The battle between the champions of individual freedom and the forces of authoritarian collectivism never ends. However, the battleground has largely shifted from the physical world to cyberspace.
In many ways, Friedrich Hayek anticipated the Internet. In his masterpiece, The Road to Serfdom, Hayek dissects the methods and objectives of socialism. He shows that centralized, top-down planning by experts can never achieve prosperity and inevitably leads to oppression. Hayek built on Ludwig von Mises' theory that constantly changing price signals are essential to the efficient allocation of resources; the “experts” can never possess the knowledge that is distributed among individual buyers and sellers. Plus, the only way that a central economic plan can be successfully implemented is by forcing everyone to obey. You can't have a central economic plan if there are people out there doing their own thing.
The Internet is like the free market. It succeeded as a decentralized, self-organized network. Experts in various specialties contributed to its growth, but there never was a master plan. In fact, the way in which the Internet succeeded and the scale of its success surprised everyone.
However, the forces of authoritarian collectivism don’t give up easily. In the physical world, they have tried both violent revolution and gradual reform to achieve their ends. In cyberspace, the two biggest threats are attempts to regulate the Internet (e.g., “net neutrality”) and a broader movement to limit or even abolish intellectual property rights (e.g., Eben Moglen’s The DotCommunist Manifesto).

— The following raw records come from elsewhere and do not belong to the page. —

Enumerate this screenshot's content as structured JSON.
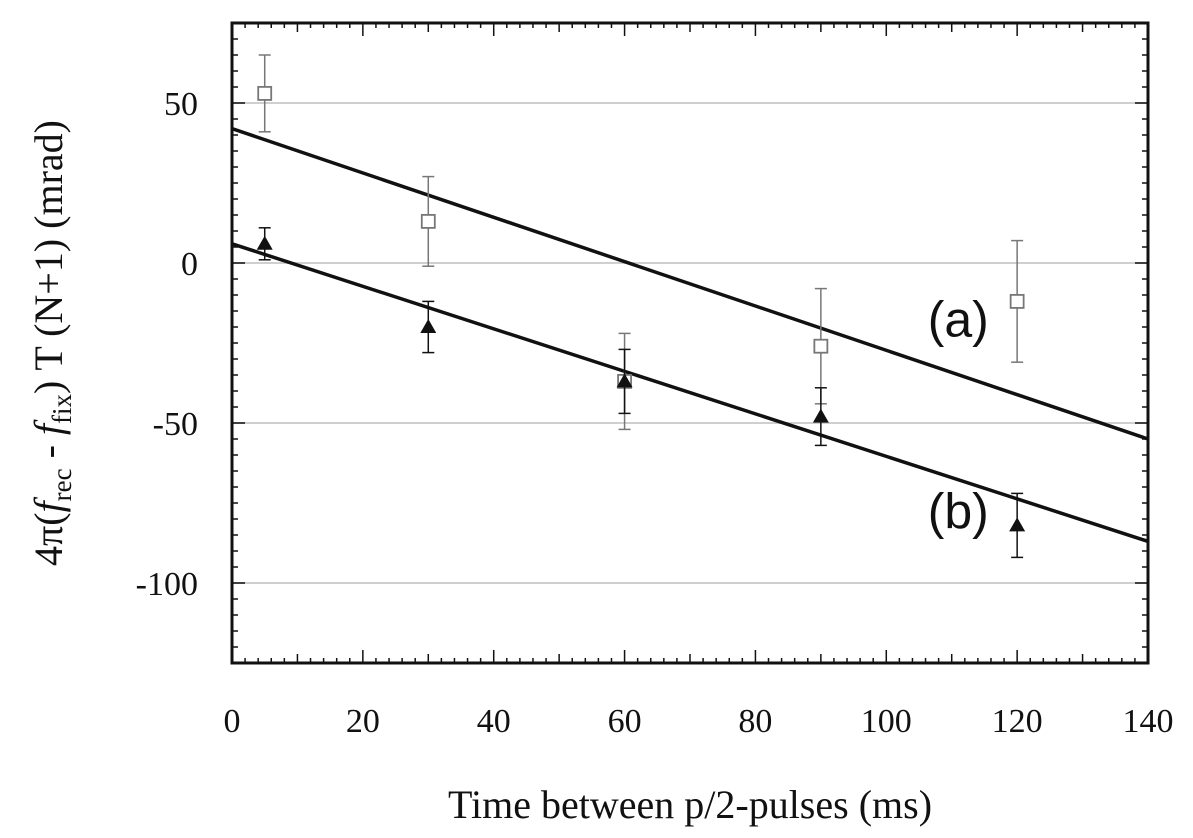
{
  "chart_data": {
    "type": "scatter",
    "xlabel": "Time between p/2-pulses (ms)",
    "ylabel": {
      "prefix": "4π(",
      "f1": "f",
      "sub1": "rec",
      "mid": " - ",
      "f2": "f",
      "sub2": "fix",
      "suffix": ") T (N+1)  (mrad)"
    },
    "xlim": [
      0,
      140
    ],
    "ylim": [
      -125,
      75
    ],
    "xticks": [
      0,
      20,
      40,
      60,
      80,
      100,
      120,
      140
    ],
    "yticks": [
      50,
      0,
      -50,
      -100
    ],
    "grid": "horizontal",
    "series": [
      {
        "marker": "open-square",
        "color": "#777777",
        "x": [
          5,
          30,
          60,
          90,
          120
        ],
        "y": [
          53,
          13,
          -37,
          -26,
          -12
        ],
        "err": [
          12,
          14,
          15,
          18,
          19
        ]
      },
      {
        "marker": "filled-triangle",
        "color": "#111111",
        "x": [
          5,
          30,
          60,
          90,
          120
        ],
        "y": [
          6,
          -20,
          -37,
          -48,
          -82
        ],
        "err": [
          5,
          8,
          10,
          9,
          10
        ]
      }
    ],
    "lines": [
      {
        "x": [
          0,
          140
        ],
        "y": [
          42,
          -55
        ]
      },
      {
        "x": [
          0,
          140
        ],
        "y": [
          6,
          -87
        ]
      }
    ],
    "annotations": [
      {
        "text": "(a)",
        "x": 111,
        "y": -23
      },
      {
        "text": "(b)",
        "x": 111,
        "y": -83
      }
    ]
  }
}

The worrisome part is that the enemies of liberty have learned how to disguise their objectives through the clever use of language. Instead of admitting that they want to regulate the Internet they pretend that they are trying to preserve it. Instead of admitting that they want to abolish private intellectual property they pretend they are defending freedom of speech. For example, the Free Software Foundation says “To understand the concept, you should think of ‘free’ as in ‘free speech’, not as in ‘free beer’.”
That’s nonsense. Redistributing someone else’s creation without asking or paying for permission isn't free speech—it’s freeloading.